No, that's a value judgement. That's your opinion. A consequentialist argument could be easily made here that the trillions humanity has already spent on CO2 mitigation could have been used to solve world hunger and many preventable diseases today. Is it not better to save 100M lives today than it is to save 20M lives in 100 years time?
> And "climate change is a hoax" is not a "reasonable" disagreement.
I agree. It's not even a serious statement. The climate changes all the time, for many reasons.
> It should reject both the conspiracy theories of the right and the left. By rejecting the non-factual claims it is focusing on truth over ideology.
Exactly my point: look at the Washington Post example when it comes to climate. The sentences that focus on truth over ideology, that summarise the content of GIEC report such as this one: https://www.ipcc.ch/report/ar6/syr/downloads/report/IPCC_AR6... , these neutral summaries are put in blue.
> No, that's a value judgement.
No. Have you read the GIEC reports?
> The climate changes all the time, for many reasons.
Really? It is what you are going for? Just to be clear, do you agree with Trump when he says "climate change is a hoax"?
Left leaning positions: "there should be no Billionaires", "companies are inherently evil", "there should be no borders", "the US is currently a fascist country". Just as bonkers, so now what? Or rather, I think it's just as easy to find incorrect left-leaning elements.

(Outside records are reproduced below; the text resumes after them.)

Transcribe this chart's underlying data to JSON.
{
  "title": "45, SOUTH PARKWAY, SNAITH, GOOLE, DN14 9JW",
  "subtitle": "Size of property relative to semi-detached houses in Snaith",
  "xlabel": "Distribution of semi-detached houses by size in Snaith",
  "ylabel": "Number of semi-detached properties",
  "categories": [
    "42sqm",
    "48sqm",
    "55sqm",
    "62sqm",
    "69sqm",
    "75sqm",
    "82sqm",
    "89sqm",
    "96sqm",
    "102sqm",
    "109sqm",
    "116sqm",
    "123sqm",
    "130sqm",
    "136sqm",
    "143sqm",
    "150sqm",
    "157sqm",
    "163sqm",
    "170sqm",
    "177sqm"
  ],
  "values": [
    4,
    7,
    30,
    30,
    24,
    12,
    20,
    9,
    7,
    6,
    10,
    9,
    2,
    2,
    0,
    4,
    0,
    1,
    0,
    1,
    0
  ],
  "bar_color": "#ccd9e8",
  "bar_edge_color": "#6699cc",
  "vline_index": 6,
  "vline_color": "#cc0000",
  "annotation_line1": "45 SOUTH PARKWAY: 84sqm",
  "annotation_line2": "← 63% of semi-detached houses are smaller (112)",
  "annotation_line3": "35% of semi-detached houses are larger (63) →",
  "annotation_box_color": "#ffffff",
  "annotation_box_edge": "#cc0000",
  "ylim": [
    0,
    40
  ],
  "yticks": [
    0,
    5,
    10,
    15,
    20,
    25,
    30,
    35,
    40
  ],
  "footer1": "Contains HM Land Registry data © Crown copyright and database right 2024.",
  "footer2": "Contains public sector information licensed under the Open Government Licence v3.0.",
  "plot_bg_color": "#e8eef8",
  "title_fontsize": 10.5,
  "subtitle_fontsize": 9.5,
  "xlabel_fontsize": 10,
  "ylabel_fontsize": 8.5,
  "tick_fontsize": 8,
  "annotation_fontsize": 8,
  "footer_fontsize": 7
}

The majority of these are not what left-leaning people are saying, it is what right-leaning persons say left-leaning persons are saying.
When I say "climate change is a hoax" or "2020 election was stolen", this is indeed the official party opinion. If you ask Trump "do you believe that", he will say "yes".
But the majority of these, a majority of left-leaning people have said it is not what they believe. And a lot of them are way less "empirically incorrect" than you say. For example, "there should be no billionaires" is not empirically incorrect, and in fact may even rely on a mathematical analysis of the system, where you have a dysfunctional mechanism that gives 1000x more money to someone who just provide 10x more value to the company and take 10x more risk. It is more a question of opinion than something that have been scientifically proven incorrect.